Мимо денег
Шрифт:
— Что ж, благородно… Ну-ка, посмотри, кто там у нас на сегодня записан?
День обещал быть легким: на прием было назначено четверым, но двое — Данила Худосос, главный бухгалтер фирмы «Крокер», занимающейся дальними перевозками, и Марик Степанков, директор страховой компании «Абба», — отпали. Первый отбыл на стажировку в Штаты, а Марика Степанкова накануне подстерегли в подъезде родного дома, переломали руки и ноги и отшибли голову. Насколько Сабуров был в курсе, это было уже второе предупреждение от конкурирующей организации «Платиновый полис». К половине двенадцатого явился вор в законе Федор Баклажан, предупредив о себе ревом полицейских сирен под окном. Федор проходил трехмесячный курс реабилитации, лечился от мании преследования и нервной чесотки, сводившей его с ума. Чесотка почти не давала о себе знать среди бела дня, когда он занимался бизнесом или оттягивался в каком-нибудь престижном клубе, но с неукоснительностью смерти вспыхивала от двух до трех ночи, и за этот час страдалец раздирал себе грудь, живот, спину и бедра до кровяных лохмотьев. К обеду болячки
Сабуров был уверен, что справится, а к жутчайшим угрозам своих постоянных клиентов-пациентов давно привык. Он всегда был фаталистом, к тому же понимал, что настоящую опасность представляют не те, кто обещает урыть, содрать кожу и прочее, а те, кто вежливо улыбается и через каждую фразу произносит: спасибо, сударь! Отмороженных легко отличить по синюшной бледности возле глаз, проступающей в тот момент, когда в их сердце вползает змея убийства.

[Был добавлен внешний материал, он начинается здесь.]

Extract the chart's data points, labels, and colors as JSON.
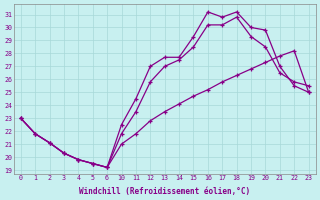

Федор приехал веселый, в приподнятом настроении. Рожа светилась вдохновенным сумасшествием, татуированные чертенята выпрыгивали из распахнутого ворота плисовой рубахи на шею и, казалось, подмигивали и корчили гримасы. В гостиной Татьяна Павловна, по заведенному ритуалу, поднесла ему на серебряном подносе чарку анисовой (расширяет сосуды, анестезирует), которую Баклажан осушил единым махом и в виде закуски крепко ущипнул медсестру за бочок.
— Ой, Федор Николаевич! — заученно пропела Татьяна Павловна. — Какой же вы озорной, прямо спасу нет!
— Да уж будь спокойна, в обиде не останешься… Не надумала еще?
За женщину ответил Сабуров:
— Господин Баклажан, пожалуйста, держите себя в рамках. Я же предупреждал, Татьяна Павловна не по этой части.
— Да-да, помню, как же… Мужа ждет из тюряги. Уважаю. Нынче это редкость среди баб, чтобы кого-то ждать. Танюх, объясни, может, у него особенный? Может, с винтом? Так я приделаю.
Медсестра покраснела.
— Ах, Федор Николаевич, интеллигентный человек, а так грубо шутите… Разве можно?..
Сабуров увел разгулявшегося пациента в кабинет, усадил в кресло под лампой.
— Что ж, господин Баклажан, судя по вашему настрою, дела пошли на поправку?
— И не говори, Савелич. — Баклажан прикурил, затянулся, смачно отхаркнул в медную плевательницу. — Ты просто чудодей, верный про тебя слух идет… Третий день ни одного лишая. Сплю как сурок. Спасибо, браток. Не зря небо коптишь… А вот с манией похужее. Вчера опять обознался.
— Расскажите подробнее. — Сабуров, нацепив очки, изобразил повышенный интерес, хотя на самом деле не испытывал ничего, кроме скуки. С медицинской точки зрения — рутинный случай. Стойкое перенапряжение мозжечка, подвижные, плавающие рефлексы…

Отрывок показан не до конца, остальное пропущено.